A bit of a break from 23 in '13 for a chance to revisit something I wrote a few years ago. When I initially composed it, it's safe to say that it pushed my computer to its limits: the only way I was able to convince Logic to play it was by bouncing two thirds of the software instruments to disk and purging the samples. Then, editing became annoying because in order to edit, I'd need to reload the samples, and hope the whole system didn't choke. Suffice it to say, it wasn't entirely fun. and I ended up leaving the piece less finished than I would have liked.

Fast forward to now. I just upgraded my system*, and immediately thought about finally tweaking Lessons Learned...and also to see how easily my new system could handle it (which it does without even breathing hard. Six times the RAM and four times the cores helps immensely.).
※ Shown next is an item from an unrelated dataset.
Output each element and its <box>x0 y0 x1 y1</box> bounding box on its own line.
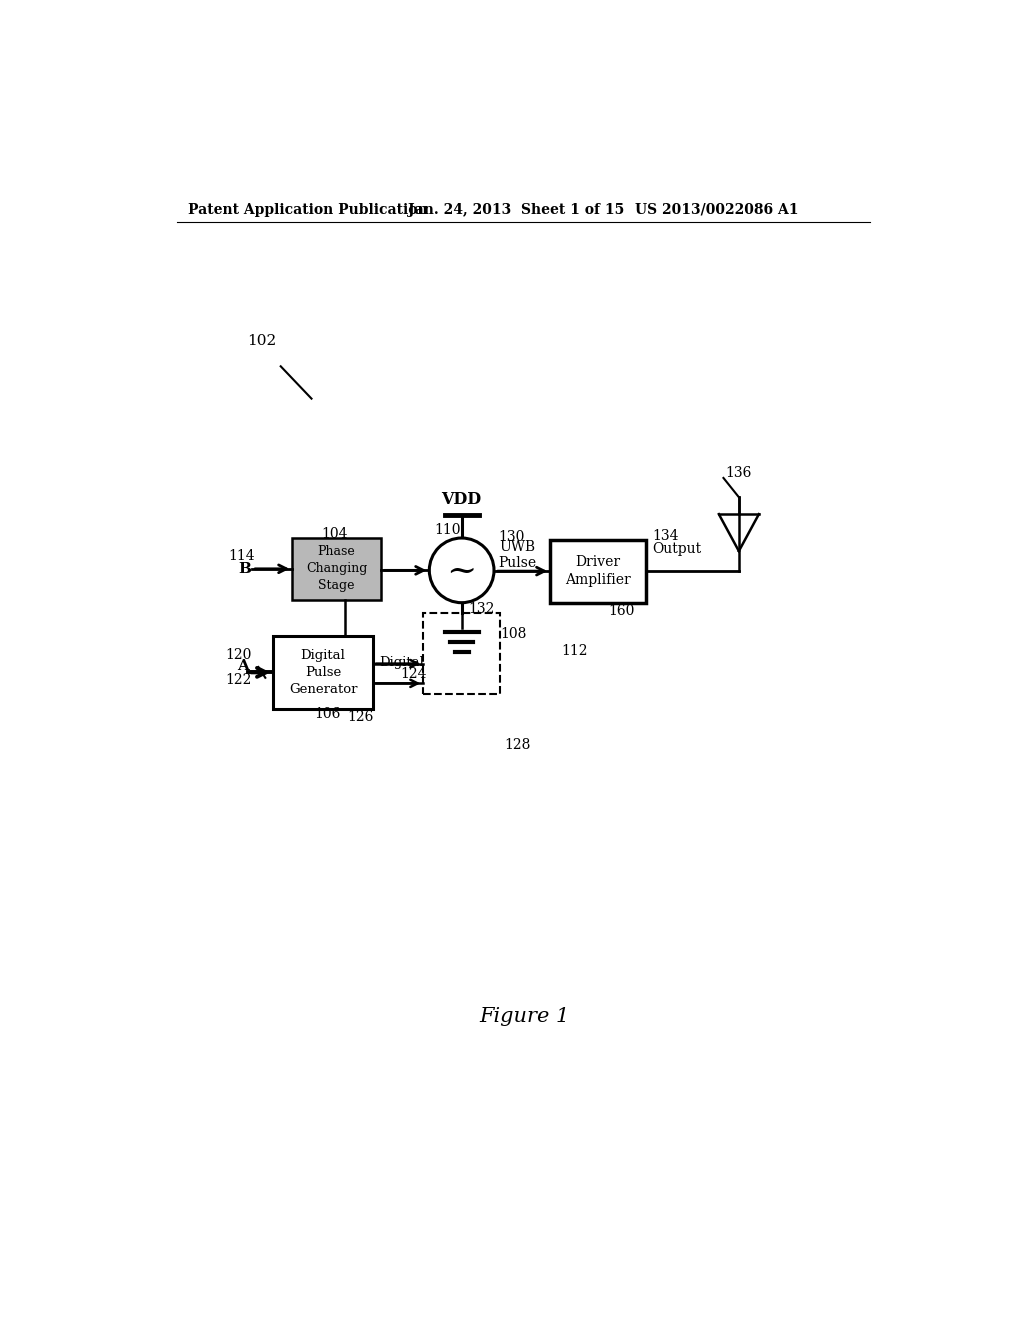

I didn't want to change the overall composition, mainly just the kind of cleaning that is difficult to do when most of the composition is pre-rendered: adjusting notes, fixing rhythms, changing some chord voicings, that sort of thing. Also, I was finally able to add more instrument voicings, the sort of thing that was a pain to do with limited RAM.

As far as the piece itself, it's a bit of a story told in several parts. For fun, here's what I call each section:

1. Home
2. Run!
3. Captured
4. It Just Got Worse
5. The Rescue

*for anyone interested: Mac Mini, 2.3 GHz i7, 16 gigs of RAM, dual 20" monitors, scads of external storage. Life is good.